So I can use "EWMA" (1) to update an estimate of the mean as each new measurement is received.
If I know the window size of the smooth($\eta$), the previous estimate($ \bar{x}_t$), and the new measurement ($x_{t+1} $) then I can compute the updated mean with only one new measurement.
$ \bar {x}_{t+1} = \eta \cdot \bar{x}_{t}+(1-\eta)\cdot x_{t+1}$
I have to store the running mean, and know what my window parameter is, but it is fairly simple.
I want a reduced parameter running median.
It doesn't have to be exact. (Yes, please do not mock me for such a statement - I know it has the potential to open up all sorts of crazy, but it doesn't have to.)
I have ~10k rows. My typical window size for an informative mean is about 500 elements. I don't want to do a sort of a window for 10,000 times. My extended use case has hundreds of millions of rows - so that kind of an approach might not scale well. Is there any way that I can wrap up tail behavior in a statistic, and keep only a subset of the values?
If I had an ecdf, then I could keep unique values. On average i would only have to update part of the stored values.

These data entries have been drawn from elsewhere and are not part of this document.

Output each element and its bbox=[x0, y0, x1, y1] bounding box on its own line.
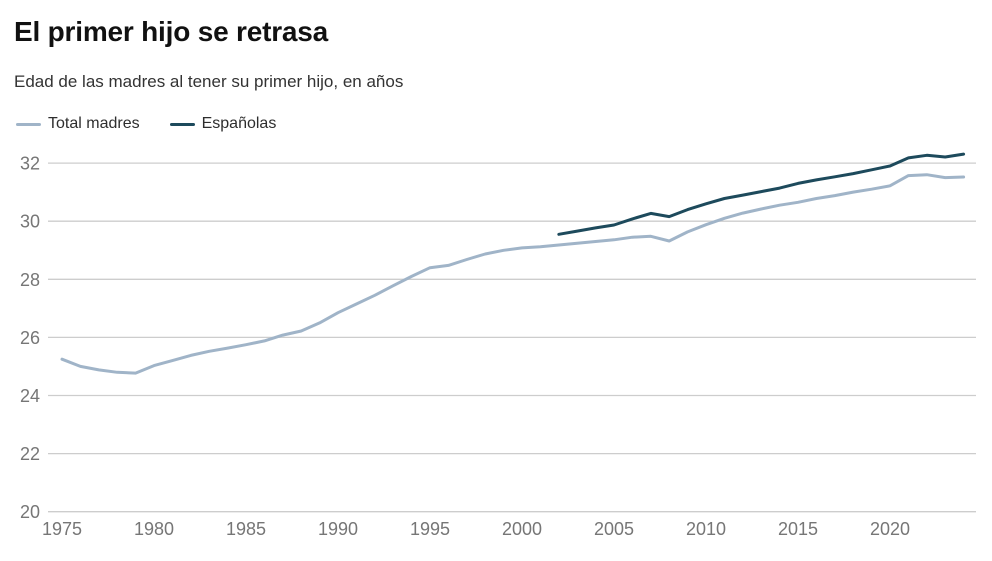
y-axis-tick-label: 26 bbox=[20, 328, 40, 348]
legend-line-swatch-total-madres-icon bbox=[16, 122, 41, 126]
x-axis-tick-label: 2005 bbox=[594, 519, 634, 539]
x-axis-tick-label: 1985 bbox=[226, 519, 266, 539]
x-axis-tick-label: 1995 bbox=[410, 519, 450, 539]
y-axis-tick-label: 20 bbox=[20, 502, 40, 522]
x-axis-tick-label: 1980 bbox=[134, 519, 174, 539]
y-axis-tick-label: 28 bbox=[20, 270, 40, 290]
series-line-total-madres bbox=[60, 173, 966, 375]
x-axis-tick-label: 2020 bbox=[870, 519, 910, 539]
legend: Total madres Españolas bbox=[16, 115, 276, 133]
y-axis-tick-label: 22 bbox=[20, 444, 40, 464]
x-axis-tick-label: 2010 bbox=[686, 519, 726, 539]
y-axis-tick-label: 24 bbox=[20, 386, 40, 406]
x-axis-tick-label: 1990 bbox=[318, 519, 358, 539]
x-axis-tick-label: 2015 bbox=[778, 519, 818, 539]
series-line-espanolas bbox=[557, 152, 966, 236]
legend-line-swatch-espanolas-icon bbox=[169, 122, 195, 126]
legend-item-espanolas: Españolas bbox=[169, 115, 277, 133]
y-axis-tick-label: 30 bbox=[20, 212, 40, 232]
legend-label-total-madres: Total madres bbox=[48, 115, 140, 132]
x-axis-tick-label: 1975 bbox=[42, 519, 82, 539]
legend-label-espanolas: Españolas bbox=[201, 115, 277, 132]
y-axis-tick-label: 32 bbox=[20, 154, 40, 174]
x-axis-tick-label: 2000 bbox=[502, 519, 542, 539]
page-title: El primer hijo se retrasa bbox=[14, 16, 329, 47]
legend-item-total-madres: Total madres bbox=[16, 115, 140, 133]
chart-subtitle: Edad de las madres al tener su primer hi… bbox=[14, 72, 404, 91]
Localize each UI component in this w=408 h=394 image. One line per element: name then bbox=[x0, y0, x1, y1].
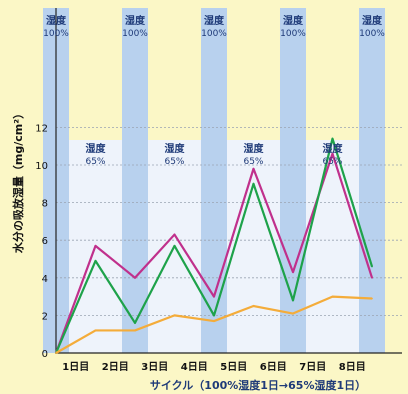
humidity-100-value: 100% bbox=[122, 29, 148, 39]
y-tick-label: 8 bbox=[42, 199, 48, 210]
data-point bbox=[134, 322, 136, 324]
y-axis-title: 水分の吸放湿量（mg/cm²） bbox=[11, 108, 25, 253]
data-point bbox=[213, 295, 215, 298]
humidity-100-band bbox=[280, 8, 306, 353]
data-point bbox=[292, 299, 294, 302]
data-point bbox=[134, 329, 136, 332]
data-point bbox=[292, 271, 294, 274]
data-point bbox=[252, 305, 255, 307]
data-point bbox=[94, 329, 97, 332]
x-tick-label: 1日目 bbox=[62, 361, 89, 373]
humidity-100-value: 100% bbox=[201, 29, 227, 39]
data-point bbox=[252, 167, 255, 170]
humidity-65-value: 65% bbox=[85, 157, 105, 167]
y-tick-label: 12 bbox=[35, 123, 48, 134]
humidity-100-band bbox=[359, 8, 385, 353]
data-point bbox=[292, 312, 294, 315]
humidity-65-band bbox=[306, 140, 359, 353]
x-axis-title: サイクル（100%湿度1日→65%湿度1日） bbox=[150, 378, 366, 392]
humidity-100-label: 湿度 bbox=[283, 14, 304, 27]
data-point bbox=[173, 314, 176, 317]
humidity-100-label: 湿度 bbox=[46, 14, 67, 27]
humidity-65-label: 湿度 bbox=[244, 142, 265, 155]
data-point bbox=[371, 276, 373, 279]
data-point bbox=[331, 295, 334, 298]
x-tick-label: 8日目 bbox=[339, 361, 366, 373]
data-point bbox=[213, 320, 215, 322]
y-tick-label: 4 bbox=[42, 274, 48, 285]
x-tick-label: 6日目 bbox=[260, 361, 287, 373]
y-tick-label: 10 bbox=[35, 161, 48, 172]
humidity-65-label: 湿度 bbox=[323, 142, 344, 155]
data-point bbox=[94, 259, 97, 262]
humidity-65-value: 65% bbox=[164, 157, 184, 167]
y-tick-label: 0 bbox=[42, 349, 48, 360]
humidity-100-label: 湿度 bbox=[362, 14, 383, 27]
data-point bbox=[213, 314, 215, 317]
data-point bbox=[173, 244, 176, 247]
humidity-100-label: 湿度 bbox=[204, 14, 225, 27]
humidity-100-value: 100% bbox=[280, 29, 306, 39]
data-point bbox=[94, 244, 97, 247]
data-point bbox=[252, 182, 255, 185]
data-point bbox=[173, 233, 176, 236]
data-point bbox=[331, 137, 334, 140]
y-tick-label: 2 bbox=[42, 311, 48, 322]
x-tick-label: 3日目 bbox=[141, 361, 168, 373]
data-point bbox=[371, 265, 373, 268]
humidity-65-label: 湿度 bbox=[86, 142, 107, 155]
humidity-100-value: 100% bbox=[359, 29, 385, 39]
y-tick-label: 6 bbox=[42, 236, 48, 247]
humidity-65-band bbox=[227, 140, 280, 353]
x-tick-label: 7日目 bbox=[299, 361, 326, 373]
humidity-65-value: 65% bbox=[322, 157, 342, 167]
humidity-65-value: 65% bbox=[243, 157, 263, 167]
x-tick-label: 4日目 bbox=[181, 361, 208, 373]
humidity-65-label: 湿度 bbox=[165, 142, 186, 155]
x-tick-label: 2日目 bbox=[102, 361, 129, 373]
x-tick-label: 5日目 bbox=[220, 361, 247, 373]
data-point bbox=[134, 276, 136, 279]
humidity-100-band bbox=[122, 8, 148, 353]
humidity-100-label: 湿度 bbox=[125, 14, 146, 27]
data-point bbox=[371, 297, 373, 300]
data-point bbox=[331, 152, 334, 155]
data-point bbox=[55, 352, 57, 354]
humidity-100-value: 100% bbox=[43, 29, 69, 39]
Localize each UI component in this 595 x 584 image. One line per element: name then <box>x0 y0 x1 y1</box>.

If I "disimproved" the granularity of the measurements then I could move toward fixed bin locations, and operate primarily in bin memberships.
If I did piecewise linear interpolation on the CDF then I could update those parameters over time, and that could reduce the overhead, right? I would have to make sure that I had enough segments, and that things stayed well behaved, numerically speaking.
Questions:
- Are there "textbook" approaches for windowed moving medians? What are they?
- Is there a variation on the Theil-Sen estimator that could be useful for this?
Please provide thoughts or references.